The Brown-Headed Cowbird got its name from the times when it would follow a herd of bison onto the prairies, eating the insects that were brought up by the hooves of the bison. These birds will also eat seeds.
Then, when European settlers arrived and opened the land up, the cowbirds moved into this environment. Because of this, other birds learned of the way Brown-Headed Cowbirds lay eggs.
It is referred to as “brood parasitism” and describes the act of laying seven eggs, one at a time, in the nest of other bird species instead of building their own.
You are most likely to see a Brown-Headed Cowbird in the prairie in the summer months, usually between trees that sit low and are scattered.
Prairie Dogs are members of the squirrel family. They will often weigh around 1 to 3 lbs each and grow to be 14 to 17 inches long. They have long nails and strong, short arms that help them with digging burrows.
And, they are able to run 35 mph for short bursts, meaning they are excellent at escaping predators, often able to run and hide in their burrows.

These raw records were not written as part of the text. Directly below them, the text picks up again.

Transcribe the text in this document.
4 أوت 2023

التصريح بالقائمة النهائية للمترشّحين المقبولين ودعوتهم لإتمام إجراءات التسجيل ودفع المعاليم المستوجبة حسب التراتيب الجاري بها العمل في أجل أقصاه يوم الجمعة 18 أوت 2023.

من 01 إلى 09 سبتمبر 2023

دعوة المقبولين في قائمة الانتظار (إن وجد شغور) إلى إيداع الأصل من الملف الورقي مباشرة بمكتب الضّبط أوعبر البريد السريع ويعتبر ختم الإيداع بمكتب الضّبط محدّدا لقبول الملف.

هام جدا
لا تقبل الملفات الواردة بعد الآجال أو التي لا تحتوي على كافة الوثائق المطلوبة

Prairie dogs will live in underground colonies, also known as towns. They will live underground to protect themselves against flash floods and predators.
The diet of a prairie dog consists of plants and insects. They are prey to many other animals, including badgers, rattlesnakes, birds of prey, coyotes, foxes, and more.

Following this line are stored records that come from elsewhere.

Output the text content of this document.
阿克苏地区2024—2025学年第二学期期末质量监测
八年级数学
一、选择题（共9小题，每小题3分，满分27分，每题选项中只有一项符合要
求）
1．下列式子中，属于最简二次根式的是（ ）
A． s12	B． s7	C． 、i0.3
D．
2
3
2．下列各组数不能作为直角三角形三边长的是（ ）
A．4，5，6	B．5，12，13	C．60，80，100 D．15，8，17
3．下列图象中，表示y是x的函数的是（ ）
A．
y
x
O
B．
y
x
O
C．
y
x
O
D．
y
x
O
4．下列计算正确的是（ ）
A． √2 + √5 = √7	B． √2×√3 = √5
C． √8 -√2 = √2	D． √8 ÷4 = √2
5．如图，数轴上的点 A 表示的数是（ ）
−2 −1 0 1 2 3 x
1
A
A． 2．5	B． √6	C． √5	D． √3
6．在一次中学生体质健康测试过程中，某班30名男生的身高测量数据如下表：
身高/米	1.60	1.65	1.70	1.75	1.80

Prairie dogs are an extremely important species. They are known as a keystone species, which means other animals and plants depend on them to survive.
Without a keystone species, in this case, prairie dogs, the ecosystem becomes at risk of collapsing.
Prairie dogs serve as a keystone species by being eaten, clipping vegetation, creating homes for other creatures, and more!
Sadly, two out of the five prairie dog species are considered to be endangered thanks to a past belief that they used to be carriers of disease, so they were killed via poisoning and recreational shooting by settlers.
Last but not least, we have burrowing owls. These owls are a type of ground-dwelling species of bird. They have a brown body with speckles of white, long legs, and no ear tufts.
Both male and female burrowing owls will be around 10 inches tall and will weigh around 6 ounces. The wingspan of a burrowing owl is around 20-24 inches.
Burrowing owls typically live in the burrows of other animals, such as prairie dogs, in spaces that are open. They will usually eat amphibians, small mammals, insects, reptiles, and even other types of birds.
You are most likely to see them at either dawn or dusk.
Burrowing owls will collect the waste of other mammals to decorate their dest. This is so they can attract dung beetles to their nest to eat them.
Sadly, the burrowing owl population is in decline thanks to automobile collisions, poisoning in the colonies of prairie dogs, and the use of pesticides.
So, there you have it! There are various types of wonderful animals that live in the prairie, and we hope this article tells you all you need to know about them!